How is the first point drawn on the plane of mathematics? How does the first quantitative relationship arise on this artificial topography that we draw in our mind's eye, and then point to in our subsequent development of mathematics, logic, and functional explanations in natural science? Deleuze shows us his ripe and robust life, when he concentrates on uncovering the infinite flexibility of the virtual unfolding that makes the first drawing on the mathematical plane possible. The qualitative and invisible flashing flexibility makes possible the first choice of where the line, relationship, logical set, explanatory mapping, tracing, and so on, will be present and frozen in space. Space is created out of this pure etheric fluid that is freed after adolescence of its role in shaping and growing the human physical body. But space is therefore a representational projection on the invisible canvas that we draw on, generally without seeing its contours. Moving in space as a will-being is totally different than projecting vector lines on a grid. The idea of space blocks the real experience of spiritual willing.
That is why Deleuze can say that the pure bend, the twisting virtual curves of intensity, the clinamen is not in the world, but it is the world itself. We should add, it is fashioned out of the forces of dying insofar as they are stitched into the memory plane and the plane of space in our representational canvas. For this reason alone, what is stitched with mathematical precision on the gameboard of this plane is not totally true, because it is made out of killing the living wisdom that flows all around us, or in which we are continuously flowing - the spiritual world, made up of beings who carry their moods from different regions of starry wisdom, in wholeness. This never-ending play of possible life, the fluid of potential points that are not-yet drawn (les inflexions) is thus, between dimensions (Deleuze quotes Klee's notions of modern art in 'Le Pli'). It is pure event, this elastic proto-point, proto-curve.

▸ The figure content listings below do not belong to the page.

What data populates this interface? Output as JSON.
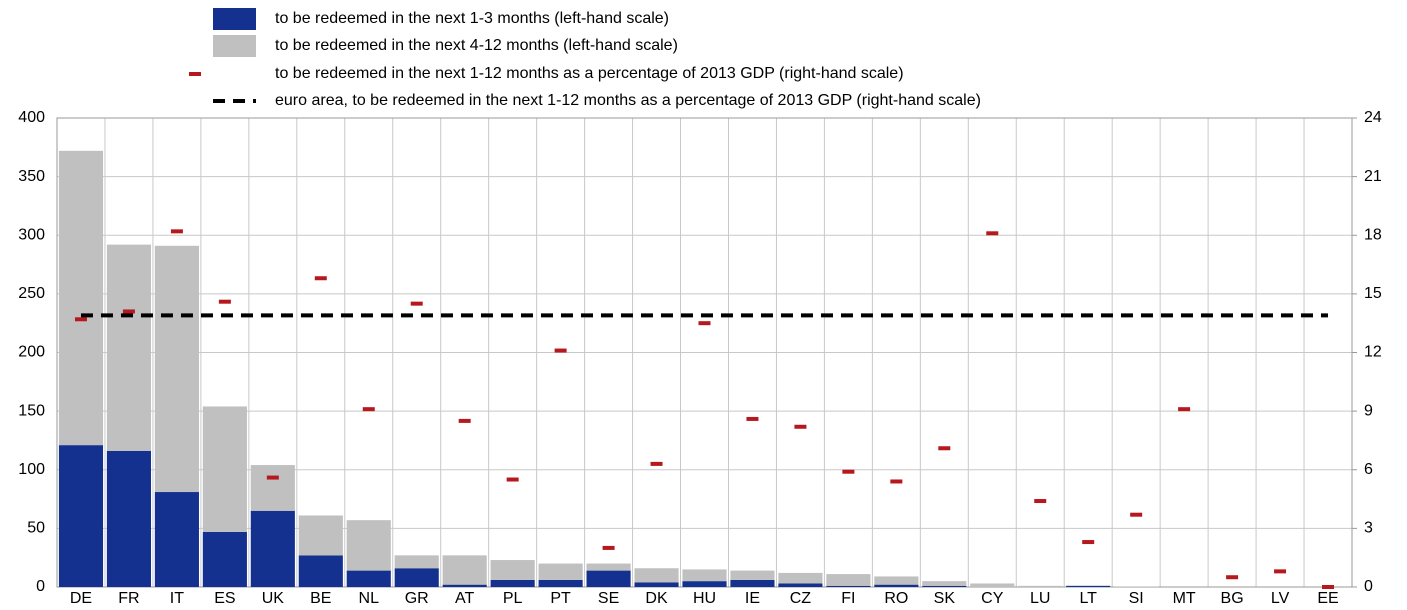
{
  "chart_data": {
    "type": "bar",
    "categories": [
      "DE",
      "FR",
      "IT",
      "ES",
      "UK",
      "BE",
      "NL",
      "GR",
      "AT",
      "PL",
      "PT",
      "SE",
      "DK",
      "HU",
      "IE",
      "CZ",
      "FI",
      "RO",
      "SK",
      "CY",
      "LU",
      "LT",
      "SI",
      "MT",
      "BG",
      "LV",
      "EE"
    ],
    "stacked": true,
    "series": [
      {
        "name": "to be redeemed in the next 1-3 months (left-hand scale)",
        "color": "#14318f",
        "axis": "y",
        "values": [
          121,
          116,
          81,
          47,
          65,
          27,
          14,
          16,
          2,
          6,
          6,
          14,
          4,
          5,
          6,
          3,
          1,
          2,
          1,
          0,
          0,
          1,
          0,
          0,
          0,
          0,
          0
        ]
      },
      {
        "name": "to be redeemed in the next 4-12 months (left-hand scale)",
        "color": "#c0c0c0",
        "axis": "y",
        "values": [
          251,
          176,
          210,
          107,
          39,
          34,
          43,
          11,
          25,
          17,
          14,
          6,
          12,
          10,
          8,
          9,
          10,
          7,
          4,
          3,
          1,
          0,
          0.5,
          0,
          0,
          0,
          0
        ]
      },
      {
        "name": "to be redeemed in the next 1-12 months as a percentage of 2013 GDP (right-hand scale)",
        "color": "#b5191d",
        "axis": "y2",
        "type": "marker",
        "values": [
          13.7,
          14.1,
          18.2,
          14.6,
          5.6,
          15.8,
          9.1,
          14.5,
          8.5,
          5.5,
          12.1,
          2.0,
          6.3,
          13.5,
          8.6,
          8.2,
          5.9,
          5.4,
          7.1,
          18.1,
          4.4,
          2.3,
          3.7,
          9.1,
          0.5,
          0.8,
          0
        ]
      }
    ],
    "reference_line": {
      "name": "euro area, to be redeemed in the next 1-12 months as a percentage of 2013 GDP (right-hand scale)",
      "value": 13.9,
      "axis": "y2",
      "color": "#000000"
    },
    "ylim": [
      0,
      400
    ],
    "yticks": [
      0,
      50,
      100,
      150,
      200,
      250,
      300,
      350,
      400
    ],
    "y2lim": [
      0,
      24
    ],
    "y2ticks": [
      0,
      3,
      6,
      9,
      12,
      15,
      18,
      21,
      24
    ],
    "grid": true
  }
}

This is why Brouwer, Heyting, and Cantor require the infinite at the first moment of the intuition of the plane of mathematics - the qualitative multiplicity of life, created out of the dying part of the ether body, as is shown by Rudolf Steiner, is infinitely divisible (and thus can create any possible configuration); it is also infinitely productive, and its life is never exhausted (when it is connected to the infinite spiritual source of all life). This is also the reason why the pure velocities, pure differences, pure changes in direction are approximated only in calculus: pure change would have to freeze absolutely in order to be calculated and pinned onto the plane, but this would mean that velocity would have to stop in order to show itself on the plane - a self-contradiction in the concepts themselves. For this reason, the nature of the plane of life cannot be 'proved' by using the canvas itself. You can only prove to yourself the limits and the nature of the etheric canvas, where the mathematical plane is organized by historical concepts whose lines remain in memory, time, and of constant length. You can only prove it to yourself, when you see it through intuition.

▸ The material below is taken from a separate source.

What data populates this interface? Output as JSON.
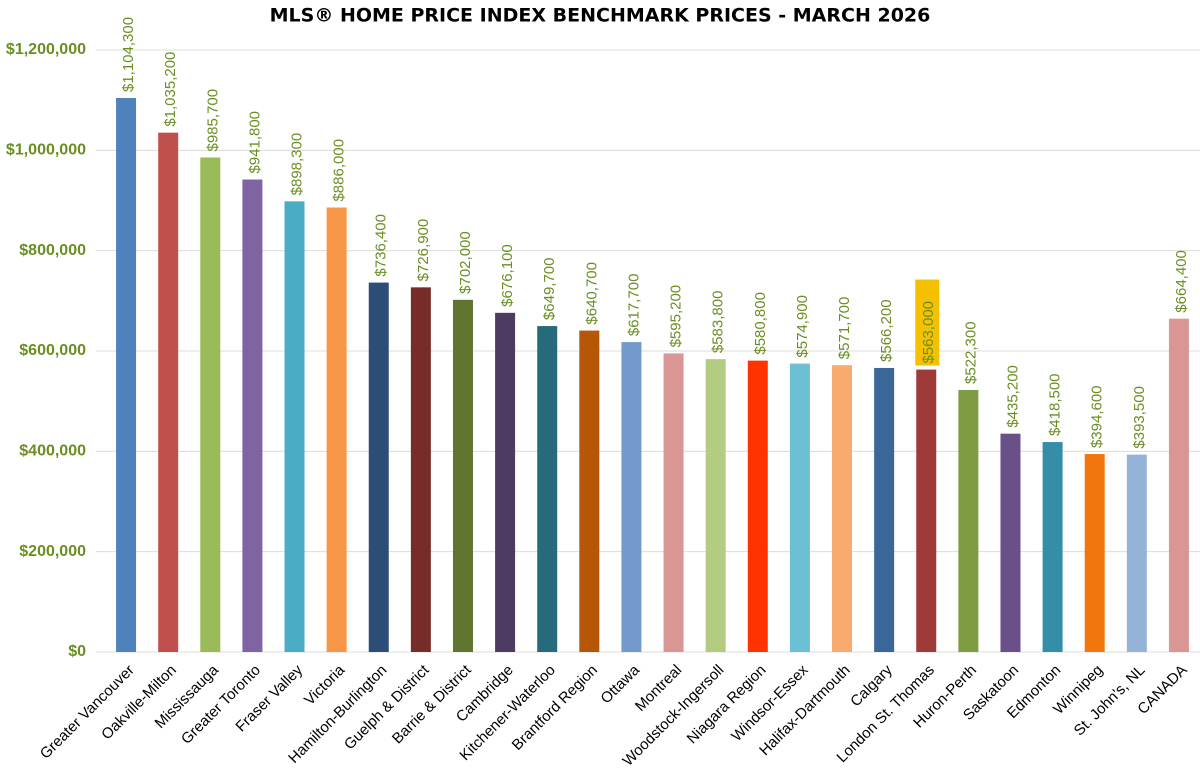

But this is not the end of the process! Outside the canvas or the pure elasticity lies the breath of the moral and astral plane, and furthermore, the spiritual world itself. This means that I must also awaken to the moral reality and responsibility of the construction of the mathematical plane itself (by killing and abstraction), and also the infinite life of the Spirit-I who wakes up and sees its activity in dimensions that leave this mathematical grid behind. Then we can live in Imaginations which are themselves world-time realities, that have an infinite life and can think with moral, creative, spirit-thought, which holds the source of mathematics, life, and much more. But here we must weave with real spiritual beings of all kinds, who bypass the pure abstract concerns of projectors onto the plane of representations. This requires awakening the heart as a perceptive-thinking organ.